The Persistence of the Negative

A very early trail for my next book, The Persistence of the Negative: a critique of Contemporary Theory which has just been accepted by Edinburgh University Press. It's around half complete and the deadline is 2009 for completion with final publication in 2010. As I go on with it tasters, spin-offs, and other related matters will appear here. This is the 'blurb' as it stands:

The Persistence of the Negative offers an original and compelling critique of contemporary Continental theory through a rehabilitation of the negative. Against the usual image of rival thinkers and schools this book identifies and attacks a shared consensus on the primacy of affirmation and the expelling of the negative that runs through the leading figures of contemporary theory: Jacques Derrida, Gilles Deleuze, Bruno Latour, Antonio Negri, and Alain Badiou.

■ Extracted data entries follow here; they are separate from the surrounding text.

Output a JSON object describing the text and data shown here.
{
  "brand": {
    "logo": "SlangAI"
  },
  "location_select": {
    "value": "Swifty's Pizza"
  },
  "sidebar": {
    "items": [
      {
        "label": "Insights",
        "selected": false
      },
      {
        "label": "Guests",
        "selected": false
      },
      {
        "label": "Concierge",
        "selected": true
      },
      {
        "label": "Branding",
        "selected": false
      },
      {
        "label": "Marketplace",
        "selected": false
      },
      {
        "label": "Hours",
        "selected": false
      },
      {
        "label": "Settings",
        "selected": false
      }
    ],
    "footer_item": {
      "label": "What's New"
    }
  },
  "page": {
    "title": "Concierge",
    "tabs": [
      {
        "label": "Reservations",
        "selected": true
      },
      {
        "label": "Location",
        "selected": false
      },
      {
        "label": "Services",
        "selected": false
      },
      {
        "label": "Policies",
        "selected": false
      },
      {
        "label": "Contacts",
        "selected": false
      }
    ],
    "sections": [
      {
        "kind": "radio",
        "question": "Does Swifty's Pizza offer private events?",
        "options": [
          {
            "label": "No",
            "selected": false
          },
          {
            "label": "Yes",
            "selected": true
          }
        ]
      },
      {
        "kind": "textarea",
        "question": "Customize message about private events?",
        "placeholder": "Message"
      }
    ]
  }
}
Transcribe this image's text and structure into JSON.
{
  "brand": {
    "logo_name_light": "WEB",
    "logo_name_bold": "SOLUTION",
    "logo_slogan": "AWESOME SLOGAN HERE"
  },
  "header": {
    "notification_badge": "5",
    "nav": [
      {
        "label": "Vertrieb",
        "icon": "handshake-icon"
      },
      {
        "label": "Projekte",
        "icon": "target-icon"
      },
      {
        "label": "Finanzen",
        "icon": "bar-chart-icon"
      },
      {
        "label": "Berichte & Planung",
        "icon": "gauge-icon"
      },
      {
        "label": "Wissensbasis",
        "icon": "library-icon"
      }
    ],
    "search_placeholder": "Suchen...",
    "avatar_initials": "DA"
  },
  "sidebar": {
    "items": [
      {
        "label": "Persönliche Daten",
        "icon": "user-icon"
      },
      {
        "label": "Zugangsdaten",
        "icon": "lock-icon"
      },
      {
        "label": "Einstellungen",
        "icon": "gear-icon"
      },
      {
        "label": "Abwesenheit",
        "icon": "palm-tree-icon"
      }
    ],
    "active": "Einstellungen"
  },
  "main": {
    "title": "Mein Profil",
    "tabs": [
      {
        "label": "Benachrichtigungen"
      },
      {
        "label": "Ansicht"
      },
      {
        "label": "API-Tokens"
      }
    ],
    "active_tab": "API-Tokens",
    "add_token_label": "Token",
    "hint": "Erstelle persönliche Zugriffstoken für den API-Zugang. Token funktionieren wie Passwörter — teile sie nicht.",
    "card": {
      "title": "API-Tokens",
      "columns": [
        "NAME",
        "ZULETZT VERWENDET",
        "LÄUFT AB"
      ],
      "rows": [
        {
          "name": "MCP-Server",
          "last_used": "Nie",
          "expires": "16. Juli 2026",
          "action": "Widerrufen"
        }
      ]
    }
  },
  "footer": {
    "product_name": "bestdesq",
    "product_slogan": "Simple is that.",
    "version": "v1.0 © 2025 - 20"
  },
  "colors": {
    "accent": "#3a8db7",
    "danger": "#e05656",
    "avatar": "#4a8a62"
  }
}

Not confined to theory this affirmationist consensus has echoed across the humanities, in which an emphasis on historical context, materiality, and the complexity and density of social relations have become the agreed doxa. While positioning the emergence of affirmative theory as a political response to the corrosive effects of contemporary capitalism and the waning of political agency, this book argues that all too often affirmation is left re-affirming the conditions of the present rather than providing the means to disrupt and resist them. Refusing to endorse an anti-theory position that would read theory as the symptom of political defeat The Persistence of the Negative traverses these leading thinkers in a series of lucid readings to reveal the disavowed effects of negativity operating within their work. In a radical new approach this subterranean current of negativity is developed to provide the conditions for thinking a disruptive sense of agency that can fracture the supposedly ‘smooth’ unfolding of global capitalism. Overturning the limits of recent debates on the politics of theory The Persistence of the Negative vigorously defends the return of theory to its political calling.